# Grilled shrimp



## Mrsailfish (Jan 4, 2005)

I would like for everyone to post their favorite grilled shrimp recipes
Here is mine

12 large shrimp
6 slices of bacon
1 fresh jalapeno
1 slice montery jack cheese
1 table spoon paprika
1 tablespoon cayenne pepper
1/2 teaspoon fresh ground black pepper
1/2 cup butter
1/4 cup white wine
wooden skewers ,soaked in water

2 servings 
45 minutes

1. clean and devine shrimp,leaving the last section and tails intact
2. with a paring knife,carefully slice each shrimp from tail to tip
3. wash and seed jalapeno, and cut into pieces about 1/2 x 1/2 inch squares.
4. cut slices of cheese into 12 small cubes
5. stuff one small piece of cheese and one small piece of jajapeno into each shrimp.
6. wrap a 1/2 slice of bacon around each shrimp
7. place shrimp on wet skewer
8. repeat untill all shrimp are done
9. place in fridge, while you prepare the rest of the recipe
10. mix paparika,cayenne, and black pepper together
11 in a small skillet, heat butter and white wine untill butter is completey melted
12. prepare grill
13. you can use a indoor or outdoor grill but use low flame.
14remove shrimp from fridge and brush completely with melted butter
15. sprinkle with seasonings.
16. grill on each side till shrimp are done.
enjoy with cold beer or margrita's

tight lines
Mrsailfish


----------



## Crossroads (May 21, 2004)

OK, I tried this recipe Saturday night along with some end pieces of Wahoo from the freezer. The recipe gets my two thumbs up approval rating. See pics.


----------



## Crossroads (May 21, 2004)

I'll add one on-the-grill pic.


----------



## CoastalOutfitters (Aug 20, 2004)

if you "half fry" the bacon ahead of time before you wrap with it, then it is better in the end and will most likely more will be eaten.


----------



## MT Stringer (May 21, 2004)

Speaking of bacon, when I'm using it to wrap stuff like chicken thighs, I cook it in the microwave for 1 - 1 1/2 minutes then wrap the meat with it. It usually turns out done and crispy.
MIke


----------



## boat_money (May 21, 2004)

i grill my shrimp quick an easy. my favorite grilled shrimp are the prawns or collassal shrimp. 12-13/lb. peel and devain. thow in a gallon ziplock and coat with squeeze parkay, garlic pepper and lemon juice. marinate for as long as poss. then skewer and grill. i don't like bacon on my grilled shrimp. i usually use bacon to add flavor and those big shrimp don't need it.


----------



## Crossroads (May 21, 2004)

Squeeze Parkay!!! You need to recycle thru chef school, that stuff don't belong on anything that's eaten.


----------



## Brady Bunch (Jul 12, 2004)

*"Dove Poppers"*

I do one thats similar.

Dove Breast
Fresh Jalapenos
Bacon

I didnt put the amounts of each item cause everyone has different amounts of meat.

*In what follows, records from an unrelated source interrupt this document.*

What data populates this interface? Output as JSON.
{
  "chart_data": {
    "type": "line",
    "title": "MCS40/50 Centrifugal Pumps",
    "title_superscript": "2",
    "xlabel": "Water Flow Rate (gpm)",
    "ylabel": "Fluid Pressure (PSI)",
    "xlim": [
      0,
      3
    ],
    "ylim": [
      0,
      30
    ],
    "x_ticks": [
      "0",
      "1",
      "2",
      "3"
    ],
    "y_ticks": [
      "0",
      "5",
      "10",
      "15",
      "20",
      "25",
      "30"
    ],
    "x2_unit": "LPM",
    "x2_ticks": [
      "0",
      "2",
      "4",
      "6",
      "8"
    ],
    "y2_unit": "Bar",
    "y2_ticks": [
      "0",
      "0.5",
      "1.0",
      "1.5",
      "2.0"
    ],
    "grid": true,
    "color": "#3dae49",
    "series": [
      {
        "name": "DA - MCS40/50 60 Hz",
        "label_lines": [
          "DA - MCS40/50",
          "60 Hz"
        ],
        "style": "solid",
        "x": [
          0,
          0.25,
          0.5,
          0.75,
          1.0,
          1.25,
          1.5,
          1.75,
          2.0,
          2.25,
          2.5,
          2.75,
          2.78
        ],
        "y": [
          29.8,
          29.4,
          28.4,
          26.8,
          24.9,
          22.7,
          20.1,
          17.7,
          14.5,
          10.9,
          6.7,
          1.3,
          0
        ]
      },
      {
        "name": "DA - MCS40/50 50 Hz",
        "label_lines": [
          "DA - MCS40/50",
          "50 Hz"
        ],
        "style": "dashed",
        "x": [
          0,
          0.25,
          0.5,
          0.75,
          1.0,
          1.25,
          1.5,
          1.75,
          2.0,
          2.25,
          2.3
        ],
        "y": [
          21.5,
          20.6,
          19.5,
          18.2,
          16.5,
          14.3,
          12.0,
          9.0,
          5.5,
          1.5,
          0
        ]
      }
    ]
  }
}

Take the breast of a dove, de-bone beast into two pieces.
Cut Jalapenos into 1/4's (de-seed em)
and half each piece of bacon you use.

Take half the breast, put the Jalapeno ontop of the breast and wrap it with the half slice of bacon and drive a tooth pic all the way through to hold it together, along with the rest of the dove meat. Cook on grill for about 10-15 minutes. Sometimes I add a small sliver of Montery Jack or Jalapeno Cheese right before they come off. OHH MAN THESE ARE TASTEY!!!!!

~Valkyrie, those look sooo good, can you use kingfish?


----------



## Crossroads (May 21, 2004)

The recipe was posted by Mr.sailfish. I tried it and liked it, I think you could do something similar with just about any kind of fish or fowl. I personally haven't had kingfish that I thought was good except for smoked but this may be a way to make it better. Boatmoney, my comment about the Parkay was humor, I hope you took it that way. regards, Bill


----------